Una tarde en la casa de Flavio vino a ver a Jesús un cierto Nicodemo, rico y anciano miembro del sanedrín judío. Mucho había oído él sobre las enseñanzas de este galileo, y por eso fue una tarde a escucharle cuando enseñaba en los patios del templo. Hubiera querido ir a menudo a escuchar las enseñanzas de Jesús, pero temía ser visto por la gente que estaba presente en estas conferencias, porque ya los rectores judíos estaban tan en contra de Jesús que ningún miembro del sanedrín quería identificarse abiertamente con él. Por consiguiente, Nicodemo había arreglado con Andrés de ver a Jesús en privado, después de la caída del sol, esta tarde en particular. Pedro, Santiago y Juan estaban en el jardín de Flavio cuando comenzó la entrevista, pero más tarde entraron a la casa en donde continuó el diálogo.
Al recibir a Nicodemo, Jesús no demostró una deferencia especial; al hablar con él, no había concesión ni tampoco un tono indebidamente persuasivo. El Maestro no hizo ningún intento de rechazar a su visitante sigiloso, ni tampoco lo trató con sarcasmo. En todo su trato con el distinguido visitante, Jesús se mostró calmo, honesto y digno. Nicodemo no era un delegado oficial del sanedrín; vino a ver a Jesús solamente debido a su interés personal y sincero en las enseñanzas del Maestro.
Al ser presentado por Flavio, dijo Nicodemo: «Rabino, sabemos que eres un maestro enviado por Dios, porque ningún mero hombre podría enseñar así a menos que Dios estuviese con él. Y estoy deseoso de conocer más de tus enseñanzas sobre el reino venidero».

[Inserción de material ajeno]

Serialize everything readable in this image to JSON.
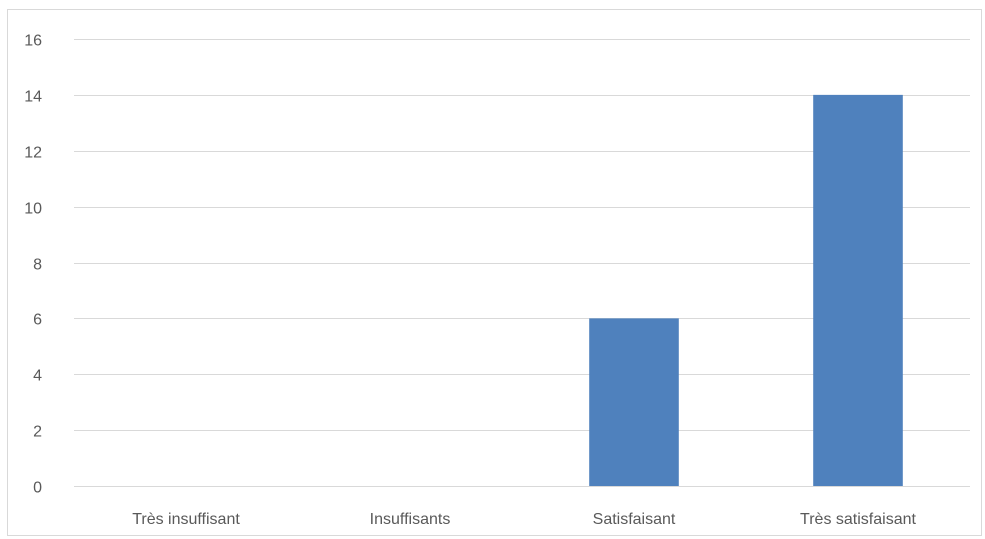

Jesús respondió a Nicodemo: «De cierto, de cierto te digo, Nicodemo, que si un hombre no naciere de lo alto, no puede ver el reino de Dios». Entonces replicó Nicodemo: «Pero, ¿cómo puede un hombre nacer de nuevo cuando ya es viejo? No puede entrar por segunda vez en el vientre de su madre para nacer».
Dijo Jesús: «Sin embargo, yo te declaro que, a menos que un hombre naciere del espíritu, no podrá entrar en el reino de Dios. Lo que nace de la carne, carne es, y lo que nace del espíritu, espíritu es. Pero no debes sorprenderte de que yo haya dicho que debes nacer de lo alto. Cuando sopla el viento, oyes el murmullo de las hojas, pero no ves el viento—de donde viene y adonde va– y así es con todo aquel que nace del espíritu. Con los ojos de la carne puedes contemplar las manifestaciones del espíritu, pero no puedes en verdad discernir el espíritu».
Replicó Nicodemo: «Pero no comprendo; ¿cómo puede eso ser?» Dijo Jesús: «¿Es posible que tú seas un maestro en Israel y sin embargo ignores todo esto? Se vuelve pues el deber de los que conocen las realidades del espíritu revelar estas cosas a los que disciernen tan sólo las manifestaciones del mundo material. Pero ¿nos creerás a nosotros, si te decimos las verdades celestiales? ¿Tienes tú el coraje, Nicodemo, de creer en el que ha descendido del cielo, aun en el Hijo del Hombre?»
Y dijo Nicodemo: «Pero ¿cómo podré yo comenzar a captar este espíritu que ha de rehacerme en preparación para entrar al reino?» Respondió Jesús: «El espíritu del Padre en el cielo ya reside en ti. Si te dejas conducir por este espíritu que viene de lo alto, muy pronto comenzarás a ver con los ojos del espíritu. Cuando esto ocurra y tú elijas de todo corazón seguir la dirección del espíritu, nacerás del espíritu, puesto que tu único propósito del vivir será hacer la voluntad de tu Padre que está en el cielo. Al encontrarte nacido del espíritu, y feliz en el reino de Dios, comenzarás a rendir en tu vida diaria los frutos abundantes del espíritu».
Nicodemo era completamente sincero. Estaba profundamente afectado, pero se alejó perplejo. Nicodemo era una persona con un yo bien desarrollado y con buen autocontrol, y aun poseía altas cualidades morales. Era refinado, egoísta y altruista; pero no sabía como someter su voluntad a la voluntad del Padre divino así como un niño se somete voluntariamente a la guía y a la dirección de un padre terrestre sabio y amante, para volverse verdaderamente hijo de Dios, heredero progresivo del reino eterno.
Pero Nicodemo supo tener fe suficiente para llegar al reino. Protestó tímidamente cuando sus colegas del sanedrín quisieron condenar a Jesús sin audición; y más tarde, con José de Arimatea, confesó valientemente su fe y reclamó el cuerpo de Jesús, aun cuando la mayoría de los discípulos habían huido atemorizados de la escena del sufrimiento final y muerte del Maestro.